Learning the Social and Business Customs of Greece


Social Customs

Greeks take immense pride in their Ancient Greek heritage, and its contribution to Western society. Plays and dramas still take place in their original locations. Many Greeks also abide by their Greek Orthodox religion, which is important in every day life and Greek family structure, especially with the older generations. Most holidays and festivals have to do with religion, and Easter is the most important holiday. The family is the basis of society, and family relations are common in the business world.

Greeks are hospitable people. When meeting for the first time, it is custom to shake hands, smile and make eye contact. Good friends kiss on their greetings, and males slap each others shoulders.

Greeks often exchange gifts for name days, which are the birthdays of the saints they were named after. These are more important, and more commonly celebrated, than birthdays. When you give a gift, it does not need to be expensive, but should be wrapped.

When you are invited to dinner, it is customary to bring along a small gift. It is not important to arrive exactly on time. Dress well, and make sure to compliment the host’s house, as well as offer to clean up after the meal is done. Don’t start eating until the host starts. Usually, the oldest person begins eating before everyone else. It is considered good etiquette if you soak up the sauce on your plate with bread, and also if you finish all of your food. When you have finished eating, place your napkin next to your plate.


Business Customs

Greeks like to do business with people they know and trust, so relationships are of central importance, and take time to build.
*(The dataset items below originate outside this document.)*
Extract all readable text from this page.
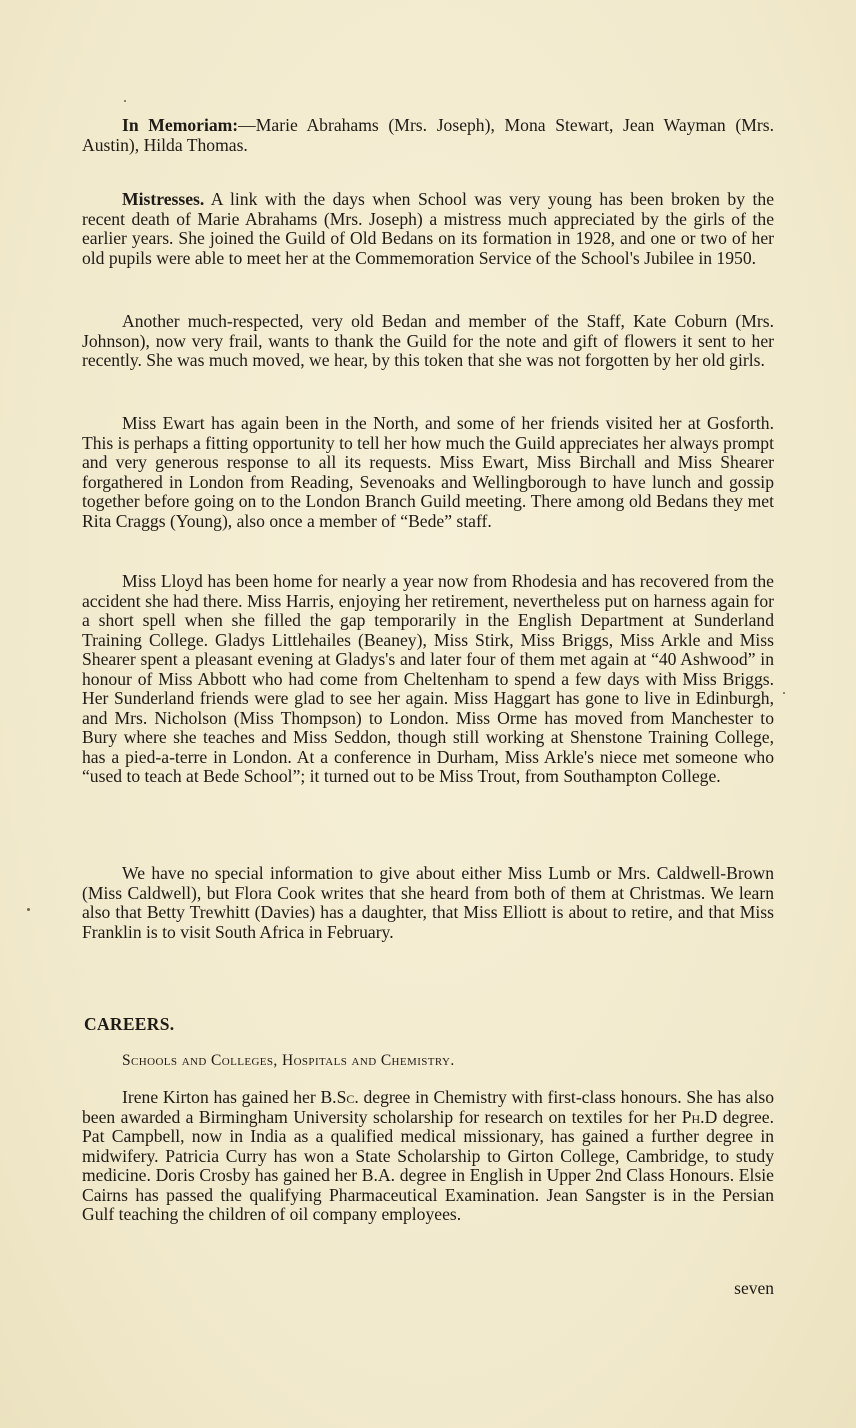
In Memoriam:—Marie Abrahams (Mrs. Joseph), Mona Stewart, Jean Wayman (Mrs. Austin), Hilda Thomas.

Mistresses. A link with the days when School was very young has been broken by the recent death of Marie Abrahams (Mrs. Joseph) a mistress much appreciated by the girls of the earlier years. She joined the Guild of Old Bedans on its formation in 1928, and one or two of her old pupils were able to meet her at the Commemoration Service of the School's Jubilee in 1950.

Another much-respected, very old Bedan and member of the Staff, Kate Coburn (Mrs. Johnson), now very frail, wants to thank the Guild for the note and gift of flowers it sent to her recently. She was much moved, we hear, by this token that she was not forgotten by her old girls.

Miss Ewart has again been in the North, and some of her friends visited her at Gosforth. This is perhaps a fitting opportunity to tell her how much the Guild appreciates her always prompt and very generous response to all its requests. Miss Ewart, Miss Birchall and Miss Shearer forgathered in London from Reading, Sevenoaks and Wellingborough to have lunch and gossip together before going on to the London Branch Guild meeting. There among old Bedans they met Rita Craggs (Young), also once a member of “Bede” staff.

Miss Lloyd has been home for nearly a year now from Rhodesia and has recovered from the accident she had there. Miss Harris, enjoying her retirement, nevertheless put on harness again for a short spell when she filled the gap temporarily in the English Department at Sunderland Training College. Gladys Littlehailes (Beaney), Miss Stirk, Miss Briggs, Miss Arkle and Miss Shearer spent a pleasant evening at Gladys's and later four of them met again at “40 Ashwood” in honour of Miss Abbott who had come from Cheltenham to spend a few days with Miss Briggs. Her Sunderland friends were glad to see her again. Miss Haggart has gone to live in Edinburgh, and Mrs. Nicholson (Miss Thompson) to London. Miss Orme has moved from Manchester to Bury where she teaches and Miss Seddon, though still working at Shenstone Training College, has a pied-a-terre in London. At a conference in Durham, Miss Arkle's niece met someone who “used to teach at Bede School”; it turned out to be Miss Trout, from Southampton College.

We have no special information to give about either Miss Lumb or Mrs. Caldwell-Brown (Miss Caldwell), but Flora Cook writes that she heard from both of them at Christmas. We learn also that Betty Trewhitt (Davies) has a daughter, that Miss Elliott is about to retire, and that Miss Franklin is to visit South Africa in February.

CAREERS.
Schools and Colleges, Hospitals and Chemistry.

Irene Kirton has gained her B.Sc. degree in Chemistry with first-class honours. She has also been awarded a Birmingham University scholarship for research on textiles for her Ph.D degree. Pat Campbell, now in India as a qualified medical missionary, has gained a further degree in midwifery. Patricia Curry has won a State Scholarship to Girton College, Cambridge, to study medicine. Doris Crosby has gained her B.A. degree in English in Upper 2nd Class Honours. Elsie Cairns has passed the qualifying Pharmaceutical Examination. Jean Sangster is in the Persian Gulf teaching the children of oil company employees.

seven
There is often a network of intimate family and friends that are involved in business, and nepotism is common. Face-to-face meetings are often preferred, as they are more intimate.

Respect is very important. Never question someone’s statements in public, and do not act pretentious. Business is often relaxed but taken very seriously. When you are at a meeting, be aware that people are often interrupted, and will speak on top of each other. Make sure to have printed material in Greek as well as in your native language. Companies are often hierarchical, and age is important. Business cards may be exchanged without any formal rituals. Have one side of your business card translated into Greek, and present that side to your recipient.